A Legislative Breakthrough?

I don’t recall which one, but a few years ago, the mood at the Space Access Conference was pretty somber. X-33 had cratered without even flying, X-34 the same, the dreams of a “Teledesic winter,” in which the skies would be blackened by LEO comsats and RLVs to deliver and service them, had been shown to be a fantasy, and the future for affordable space access looked grim to many. It didn’t to me, because I had never held out hope for any of those things, but the conference generally had the air of a funeral.

This year’s meeting was much more upbeat. Burt had just gotten his launch license and flown a couple weeks before, with good prospects for an X-Prize win this year, and the community was finally focused on the promising area of suborbital flight, a necessary transition for us to go through in order to get low-cost orbital flight.

While people were in a good mood coming into the conference, there was a lot of news there to further encourage them. The big news from the weekend, of course, was XCOR’s new launch license. But this was just the most notable example of a growing trend–this is a real industry, with people making real investments, and bending real metal. The prize, and not just the X-Prize, appears to be real, and people with their eyes on it are focused on the real-world issues of regulation, insurance and marketing.

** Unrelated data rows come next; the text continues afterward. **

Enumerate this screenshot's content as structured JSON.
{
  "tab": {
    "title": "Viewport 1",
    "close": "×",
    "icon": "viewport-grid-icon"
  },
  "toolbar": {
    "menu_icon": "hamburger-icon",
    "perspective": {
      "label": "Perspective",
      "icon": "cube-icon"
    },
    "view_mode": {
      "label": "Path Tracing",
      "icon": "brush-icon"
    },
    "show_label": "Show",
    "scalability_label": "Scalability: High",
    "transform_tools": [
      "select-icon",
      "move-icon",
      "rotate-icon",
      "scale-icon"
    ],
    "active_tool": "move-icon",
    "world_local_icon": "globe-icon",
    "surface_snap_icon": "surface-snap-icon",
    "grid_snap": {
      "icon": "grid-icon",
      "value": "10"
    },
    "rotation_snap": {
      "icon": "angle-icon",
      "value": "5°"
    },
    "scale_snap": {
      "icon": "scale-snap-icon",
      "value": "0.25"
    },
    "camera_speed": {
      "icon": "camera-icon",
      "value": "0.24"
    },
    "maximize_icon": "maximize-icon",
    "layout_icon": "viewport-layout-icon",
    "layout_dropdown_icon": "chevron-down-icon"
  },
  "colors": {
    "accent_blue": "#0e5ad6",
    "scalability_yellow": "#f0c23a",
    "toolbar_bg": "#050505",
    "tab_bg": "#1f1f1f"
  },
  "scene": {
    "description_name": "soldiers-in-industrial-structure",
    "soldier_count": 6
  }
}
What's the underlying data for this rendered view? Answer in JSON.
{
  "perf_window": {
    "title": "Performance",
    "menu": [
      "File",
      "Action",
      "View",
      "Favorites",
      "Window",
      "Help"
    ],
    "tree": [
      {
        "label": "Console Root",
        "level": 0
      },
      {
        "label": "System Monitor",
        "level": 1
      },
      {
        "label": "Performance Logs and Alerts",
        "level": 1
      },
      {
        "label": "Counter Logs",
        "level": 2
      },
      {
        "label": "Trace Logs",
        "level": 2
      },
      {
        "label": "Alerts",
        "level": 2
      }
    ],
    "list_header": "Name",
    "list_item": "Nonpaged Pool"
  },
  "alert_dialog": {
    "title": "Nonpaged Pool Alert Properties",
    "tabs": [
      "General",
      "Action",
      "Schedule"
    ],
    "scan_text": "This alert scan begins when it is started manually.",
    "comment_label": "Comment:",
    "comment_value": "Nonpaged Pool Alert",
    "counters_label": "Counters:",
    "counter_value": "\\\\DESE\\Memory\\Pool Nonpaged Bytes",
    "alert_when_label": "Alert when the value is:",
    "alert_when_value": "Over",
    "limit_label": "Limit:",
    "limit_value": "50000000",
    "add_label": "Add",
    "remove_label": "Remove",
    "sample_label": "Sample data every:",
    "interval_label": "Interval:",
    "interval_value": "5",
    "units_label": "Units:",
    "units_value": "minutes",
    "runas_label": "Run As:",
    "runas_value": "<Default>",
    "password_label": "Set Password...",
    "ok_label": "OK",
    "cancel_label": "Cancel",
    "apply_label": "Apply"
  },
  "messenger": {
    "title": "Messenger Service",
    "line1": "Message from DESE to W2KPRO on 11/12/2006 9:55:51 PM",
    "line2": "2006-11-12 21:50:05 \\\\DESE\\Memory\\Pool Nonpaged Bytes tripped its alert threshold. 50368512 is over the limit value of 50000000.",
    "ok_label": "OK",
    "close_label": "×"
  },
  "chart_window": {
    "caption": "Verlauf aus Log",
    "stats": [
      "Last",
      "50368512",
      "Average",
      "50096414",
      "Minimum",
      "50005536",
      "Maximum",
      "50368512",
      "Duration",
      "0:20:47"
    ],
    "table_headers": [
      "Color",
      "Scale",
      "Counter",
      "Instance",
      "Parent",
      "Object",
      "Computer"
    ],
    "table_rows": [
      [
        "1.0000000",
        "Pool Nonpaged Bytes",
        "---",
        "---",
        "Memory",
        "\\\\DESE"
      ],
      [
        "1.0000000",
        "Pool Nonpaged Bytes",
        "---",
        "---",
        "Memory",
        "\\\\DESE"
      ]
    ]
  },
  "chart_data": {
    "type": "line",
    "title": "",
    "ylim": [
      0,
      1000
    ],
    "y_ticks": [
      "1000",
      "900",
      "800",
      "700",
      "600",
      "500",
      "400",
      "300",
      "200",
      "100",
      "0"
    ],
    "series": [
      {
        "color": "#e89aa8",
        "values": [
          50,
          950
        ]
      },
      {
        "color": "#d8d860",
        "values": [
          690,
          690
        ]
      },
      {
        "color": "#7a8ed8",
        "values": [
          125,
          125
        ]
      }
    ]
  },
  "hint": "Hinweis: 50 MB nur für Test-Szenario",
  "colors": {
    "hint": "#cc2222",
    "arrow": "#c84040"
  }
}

Of course, there were a couple technical surprises as well. John Powell’s concept of a lighter-than-air vehicle to orbit was a new twist, and it’s not obvious that it won’t work.

Clark Lindsey has an extensive writeup, and I suspect that Jeff Foust will as well, perhaps in next week’s issue of The Space Review, but I want to focus this post on Jim Muncy’s talk, because as I said in the previous post, there are some interesting wrinkles in the new legislation that have been uncommented on so far. It’s a revised version of the legislation introduced last fall, with a new bill number of HR 3752 (sorry, no permalink available–do a search on “HR 3752,” and pull up the bill as passed), titled the “Commercial Space Launch Amendments Act of 2004.” It has passed the House, and an identical version is in the Senate. I analyzed the previous version in October.

Clark was generous enough to provide me with his notes of Jim’s talk, and this is based on them, my own recollection, and my own reading of the bill.

Jim started his presentation with a little history, pointing out two disastrous decisions made during the Clinton administration. The first was in taking away from the FAA its traditional role of promoting the aviation industry, because there was a perception that this conflicted with its responsibility to regulate and ensure that the industry flew safely. It was judged that the industry was mature enough that it didn’t require such promotion, at least by the FAA.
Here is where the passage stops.